Ici, les algorithmes de personnalisation standard basés sur les données d’utilisation du service n’auraient guère de chances de comprendre M. Chaos, car il consulte rarement le calendrier. Par conséquent, il disposerait de nombreuses fonctionnalités avancées qu’il n’utiliserait jamais, et les mécanismes de profilage standard ne fonctionneraient pas. Mais au moins, M. Consciencieux est satisfait du profilage habituel, n’est-ce pas ? Oui et non. N’oubliez pas qu’il est aussi très ouvert aux nouvelles expériences et que les algorithmes de profilage standard risquent donc de l’agacer. Et rien ne l’irritera plus qu’un programme qui effectue tout ce qu’il aime à sa place ! Les algorithmes intelligents doivent nous simplifier la vie, mais ne doivent pas pour autant nous priver des activités que nous aimons faire.

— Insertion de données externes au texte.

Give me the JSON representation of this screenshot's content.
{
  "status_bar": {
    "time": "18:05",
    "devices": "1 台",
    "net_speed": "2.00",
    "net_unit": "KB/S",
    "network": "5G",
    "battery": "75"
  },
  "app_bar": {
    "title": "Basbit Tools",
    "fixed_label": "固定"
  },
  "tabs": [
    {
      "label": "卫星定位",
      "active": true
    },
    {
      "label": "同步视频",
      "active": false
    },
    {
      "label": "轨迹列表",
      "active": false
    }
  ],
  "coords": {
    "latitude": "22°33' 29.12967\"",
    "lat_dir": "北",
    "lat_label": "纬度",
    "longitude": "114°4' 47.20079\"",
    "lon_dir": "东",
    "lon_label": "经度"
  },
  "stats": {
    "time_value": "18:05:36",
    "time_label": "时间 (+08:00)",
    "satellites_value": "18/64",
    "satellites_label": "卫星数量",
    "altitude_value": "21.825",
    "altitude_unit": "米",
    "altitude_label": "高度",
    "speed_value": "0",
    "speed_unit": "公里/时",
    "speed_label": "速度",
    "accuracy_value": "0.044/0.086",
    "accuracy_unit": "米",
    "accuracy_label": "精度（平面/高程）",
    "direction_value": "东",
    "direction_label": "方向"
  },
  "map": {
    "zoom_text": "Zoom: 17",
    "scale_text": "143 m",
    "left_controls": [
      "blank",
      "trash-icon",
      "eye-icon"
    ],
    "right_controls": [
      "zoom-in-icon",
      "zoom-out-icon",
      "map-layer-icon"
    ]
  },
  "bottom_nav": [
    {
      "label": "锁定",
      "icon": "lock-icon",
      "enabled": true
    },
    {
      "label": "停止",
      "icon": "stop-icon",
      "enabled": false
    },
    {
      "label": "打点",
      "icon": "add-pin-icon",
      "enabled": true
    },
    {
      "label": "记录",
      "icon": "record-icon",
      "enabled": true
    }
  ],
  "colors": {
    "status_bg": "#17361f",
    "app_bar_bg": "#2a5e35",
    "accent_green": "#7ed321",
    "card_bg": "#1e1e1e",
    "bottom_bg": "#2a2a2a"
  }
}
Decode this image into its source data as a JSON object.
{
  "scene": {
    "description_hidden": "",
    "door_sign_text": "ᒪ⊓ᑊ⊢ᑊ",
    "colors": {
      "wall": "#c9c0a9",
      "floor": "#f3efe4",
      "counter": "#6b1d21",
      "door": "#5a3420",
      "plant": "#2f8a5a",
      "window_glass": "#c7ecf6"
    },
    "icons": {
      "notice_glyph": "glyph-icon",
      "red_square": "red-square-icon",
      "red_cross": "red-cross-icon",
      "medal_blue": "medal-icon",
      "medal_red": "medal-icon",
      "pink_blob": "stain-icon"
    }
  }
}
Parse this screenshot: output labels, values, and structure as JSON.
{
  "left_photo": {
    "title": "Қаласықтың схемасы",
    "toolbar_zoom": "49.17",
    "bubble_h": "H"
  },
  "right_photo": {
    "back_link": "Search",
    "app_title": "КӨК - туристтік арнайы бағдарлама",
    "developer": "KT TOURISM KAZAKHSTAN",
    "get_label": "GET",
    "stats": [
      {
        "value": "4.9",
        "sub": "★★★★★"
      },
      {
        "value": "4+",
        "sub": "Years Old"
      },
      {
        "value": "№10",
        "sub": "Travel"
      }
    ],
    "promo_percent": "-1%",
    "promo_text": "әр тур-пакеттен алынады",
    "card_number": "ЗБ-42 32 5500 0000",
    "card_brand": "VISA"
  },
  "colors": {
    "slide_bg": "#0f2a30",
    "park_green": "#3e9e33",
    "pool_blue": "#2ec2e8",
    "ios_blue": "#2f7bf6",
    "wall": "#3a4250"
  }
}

Que devons-nous retenir de cette histoire ? La technologie va bientôt changer notre façon de penser et de concevoir les services. Le modèle « taille unique » n’est plus avantageux pour tous les clients. Plus le service est commun, plus le problème s’amplifie. Il est impossible de répondre simultanément aux besoins de groupes de personnalité extrêmes. Mais grâce à une technologie intelligente et à l’IA, il ne sera pas nécessaire de chercher un « juste milieu » qui satisfera la majorité. Avec des profils de personnalité intégrés au service, des clients ayant chacun leurs besoins obtiendront des services complètement différents dès l’installation.